00:26:18 Let's go back now and look at our first experiment to see just what happened there.

00:26:23 Oh, by the way, I have here a picture of Sir J.J. Thompson, which I can show you.

00:26:35 There he is, the gentleman here with the glasses.

00:26:38 Sir J.J. Thompson.

00:26:42 Now, the experiment we started at the beginning of the talk was the experiment with the egg.

00:26:48 We made a mark on the level of liquid in the egg.

00:26:53 Here is the mark.

00:26:55 The dark region, which was formerly, the top of the dark region was formerly at the mark.

00:27:00 Now the bottom of the dark region is at the mark.

00:27:02 So the level of liquid has moved up about an inch or an inch and a half.

00:27:06 This process of liquid diffusing through the membrane of an egg is called osmosis.

00:27:12 Osmosis, O-S-M-O-S-I-S.

00:27:17 And the level of liquid rising up in the tube is due to the fact that the water in the jar

00:27:23 got up into the egg through the membrane, filled up the egg because the liquid in the

00:27:26 egg couldn't go back the other way, the egg got filled, the liquid rose in the straw.

00:27:31 The straw is put in through a hole in the top of the egg.

00:27:34 The gentleman who first observed this important physical principle, which describes the motion

00:27:38 of many liquids in the human body, was Professor Jacobus van't Hoff, a famous physical chemist.

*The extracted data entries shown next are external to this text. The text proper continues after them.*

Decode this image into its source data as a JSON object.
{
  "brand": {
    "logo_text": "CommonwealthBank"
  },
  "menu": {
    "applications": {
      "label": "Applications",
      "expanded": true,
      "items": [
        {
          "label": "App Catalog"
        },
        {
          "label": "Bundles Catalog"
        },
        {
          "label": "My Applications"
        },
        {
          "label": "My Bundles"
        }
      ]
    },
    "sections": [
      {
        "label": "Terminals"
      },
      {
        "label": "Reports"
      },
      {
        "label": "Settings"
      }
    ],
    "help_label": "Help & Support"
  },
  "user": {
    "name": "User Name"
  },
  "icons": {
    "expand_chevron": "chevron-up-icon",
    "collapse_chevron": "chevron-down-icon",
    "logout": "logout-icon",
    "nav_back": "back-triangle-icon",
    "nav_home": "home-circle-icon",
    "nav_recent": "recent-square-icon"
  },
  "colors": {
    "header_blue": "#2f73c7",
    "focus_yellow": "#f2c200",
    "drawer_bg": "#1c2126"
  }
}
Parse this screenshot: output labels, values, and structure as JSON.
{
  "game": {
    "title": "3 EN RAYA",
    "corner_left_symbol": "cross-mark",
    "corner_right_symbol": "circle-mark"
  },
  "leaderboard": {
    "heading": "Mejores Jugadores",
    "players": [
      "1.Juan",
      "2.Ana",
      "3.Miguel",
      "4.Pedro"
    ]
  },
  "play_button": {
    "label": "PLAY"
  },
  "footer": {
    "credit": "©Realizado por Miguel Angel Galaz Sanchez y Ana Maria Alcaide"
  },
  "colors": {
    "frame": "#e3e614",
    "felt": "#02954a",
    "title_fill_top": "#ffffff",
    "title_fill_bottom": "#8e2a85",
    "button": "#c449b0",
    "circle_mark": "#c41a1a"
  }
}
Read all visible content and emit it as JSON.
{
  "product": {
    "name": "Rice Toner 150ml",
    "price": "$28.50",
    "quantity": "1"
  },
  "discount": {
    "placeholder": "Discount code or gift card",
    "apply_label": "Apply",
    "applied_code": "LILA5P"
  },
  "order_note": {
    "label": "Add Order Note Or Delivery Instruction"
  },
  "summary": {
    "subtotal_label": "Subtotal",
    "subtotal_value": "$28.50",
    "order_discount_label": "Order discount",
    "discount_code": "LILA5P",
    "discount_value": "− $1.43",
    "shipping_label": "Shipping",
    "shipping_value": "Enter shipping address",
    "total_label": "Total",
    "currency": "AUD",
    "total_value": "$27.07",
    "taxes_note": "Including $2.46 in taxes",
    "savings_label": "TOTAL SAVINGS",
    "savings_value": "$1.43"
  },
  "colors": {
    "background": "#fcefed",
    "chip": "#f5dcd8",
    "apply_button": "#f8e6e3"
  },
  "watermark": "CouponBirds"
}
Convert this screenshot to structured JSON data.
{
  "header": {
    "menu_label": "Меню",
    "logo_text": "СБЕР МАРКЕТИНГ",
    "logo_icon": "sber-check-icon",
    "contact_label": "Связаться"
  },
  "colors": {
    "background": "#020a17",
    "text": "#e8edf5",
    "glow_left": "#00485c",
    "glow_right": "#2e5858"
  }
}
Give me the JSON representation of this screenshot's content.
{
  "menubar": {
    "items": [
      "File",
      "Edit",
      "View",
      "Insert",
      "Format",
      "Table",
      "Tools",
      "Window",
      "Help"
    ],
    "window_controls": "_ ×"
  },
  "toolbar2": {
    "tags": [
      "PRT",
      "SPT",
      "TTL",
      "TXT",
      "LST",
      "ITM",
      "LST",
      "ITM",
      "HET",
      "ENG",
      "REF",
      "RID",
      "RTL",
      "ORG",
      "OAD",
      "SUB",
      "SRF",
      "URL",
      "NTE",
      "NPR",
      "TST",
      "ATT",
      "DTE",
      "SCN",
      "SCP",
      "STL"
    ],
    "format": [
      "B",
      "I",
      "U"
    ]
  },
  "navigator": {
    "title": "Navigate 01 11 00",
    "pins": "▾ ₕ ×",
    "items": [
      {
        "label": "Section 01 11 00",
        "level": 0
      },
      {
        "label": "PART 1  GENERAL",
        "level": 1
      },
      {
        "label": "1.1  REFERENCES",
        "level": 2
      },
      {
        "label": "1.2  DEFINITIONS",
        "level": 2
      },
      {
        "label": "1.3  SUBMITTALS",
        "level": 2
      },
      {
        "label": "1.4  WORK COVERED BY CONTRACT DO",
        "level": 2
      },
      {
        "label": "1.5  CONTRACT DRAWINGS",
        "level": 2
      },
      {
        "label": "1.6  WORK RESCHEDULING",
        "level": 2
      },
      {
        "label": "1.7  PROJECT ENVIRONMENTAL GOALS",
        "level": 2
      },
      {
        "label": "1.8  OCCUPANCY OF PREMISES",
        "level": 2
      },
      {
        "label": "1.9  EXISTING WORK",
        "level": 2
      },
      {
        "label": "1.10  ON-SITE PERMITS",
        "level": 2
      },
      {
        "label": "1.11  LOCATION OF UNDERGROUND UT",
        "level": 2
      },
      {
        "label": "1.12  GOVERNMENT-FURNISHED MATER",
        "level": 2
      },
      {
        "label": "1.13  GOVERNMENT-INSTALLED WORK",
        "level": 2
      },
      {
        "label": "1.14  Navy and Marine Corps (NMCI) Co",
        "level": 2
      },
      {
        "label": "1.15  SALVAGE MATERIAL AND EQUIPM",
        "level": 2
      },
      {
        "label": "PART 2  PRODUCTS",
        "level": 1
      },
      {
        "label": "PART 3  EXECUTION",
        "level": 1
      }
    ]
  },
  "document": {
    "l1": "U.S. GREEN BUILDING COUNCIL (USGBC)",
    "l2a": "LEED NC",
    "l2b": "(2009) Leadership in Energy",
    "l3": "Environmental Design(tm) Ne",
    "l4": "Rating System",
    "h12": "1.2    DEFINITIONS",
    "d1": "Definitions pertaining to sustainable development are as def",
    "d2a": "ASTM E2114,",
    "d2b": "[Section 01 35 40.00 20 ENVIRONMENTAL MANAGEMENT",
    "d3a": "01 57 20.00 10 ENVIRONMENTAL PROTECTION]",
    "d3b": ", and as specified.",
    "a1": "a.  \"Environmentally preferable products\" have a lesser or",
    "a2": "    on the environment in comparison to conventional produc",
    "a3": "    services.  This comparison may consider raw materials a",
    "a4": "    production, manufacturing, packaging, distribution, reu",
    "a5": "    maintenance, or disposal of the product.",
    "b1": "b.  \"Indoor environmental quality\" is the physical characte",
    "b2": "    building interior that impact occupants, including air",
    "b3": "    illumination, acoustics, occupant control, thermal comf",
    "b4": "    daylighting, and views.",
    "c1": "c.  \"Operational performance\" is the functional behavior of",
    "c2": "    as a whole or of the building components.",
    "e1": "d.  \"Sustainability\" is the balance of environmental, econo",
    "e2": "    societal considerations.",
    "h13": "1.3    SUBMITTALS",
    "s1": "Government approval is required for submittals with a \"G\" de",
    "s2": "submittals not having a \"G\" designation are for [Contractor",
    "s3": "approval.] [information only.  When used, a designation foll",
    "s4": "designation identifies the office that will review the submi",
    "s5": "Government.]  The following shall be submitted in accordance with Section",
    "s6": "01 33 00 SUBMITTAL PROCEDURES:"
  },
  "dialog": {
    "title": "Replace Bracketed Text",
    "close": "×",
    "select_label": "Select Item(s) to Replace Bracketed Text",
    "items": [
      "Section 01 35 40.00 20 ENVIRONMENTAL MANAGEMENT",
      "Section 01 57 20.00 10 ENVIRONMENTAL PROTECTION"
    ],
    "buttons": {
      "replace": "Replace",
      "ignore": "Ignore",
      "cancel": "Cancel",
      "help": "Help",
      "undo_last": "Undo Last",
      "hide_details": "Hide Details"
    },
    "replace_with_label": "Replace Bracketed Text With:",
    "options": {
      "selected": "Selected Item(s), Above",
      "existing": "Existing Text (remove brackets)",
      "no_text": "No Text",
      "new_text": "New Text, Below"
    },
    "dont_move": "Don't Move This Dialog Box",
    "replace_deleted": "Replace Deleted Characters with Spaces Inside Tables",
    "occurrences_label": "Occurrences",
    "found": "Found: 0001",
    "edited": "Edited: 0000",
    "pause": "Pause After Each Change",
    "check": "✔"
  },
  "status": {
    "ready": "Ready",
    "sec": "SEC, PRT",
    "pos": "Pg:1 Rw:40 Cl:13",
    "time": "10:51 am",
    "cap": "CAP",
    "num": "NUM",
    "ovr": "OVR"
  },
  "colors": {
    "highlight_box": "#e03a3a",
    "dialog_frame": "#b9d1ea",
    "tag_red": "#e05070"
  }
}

00:27:47 Here is a picture of Professor van't Hoff, kind of a wild hair looking individual, yet

00:27:52 a very pleasant, intelligent man who inspired many students.

00:27:59 Well, who are the men that we talked about today in our Chemical Hall of Fame?

00:28:07 The famous men we discussed were van't Hoff, Boyle, Newton, Lavoisier, Thompson, and a

00:28:15 little tiny bit about Sir William Crookes.

00:28:18 Thank you.

00:28:48 This is National Educational Television.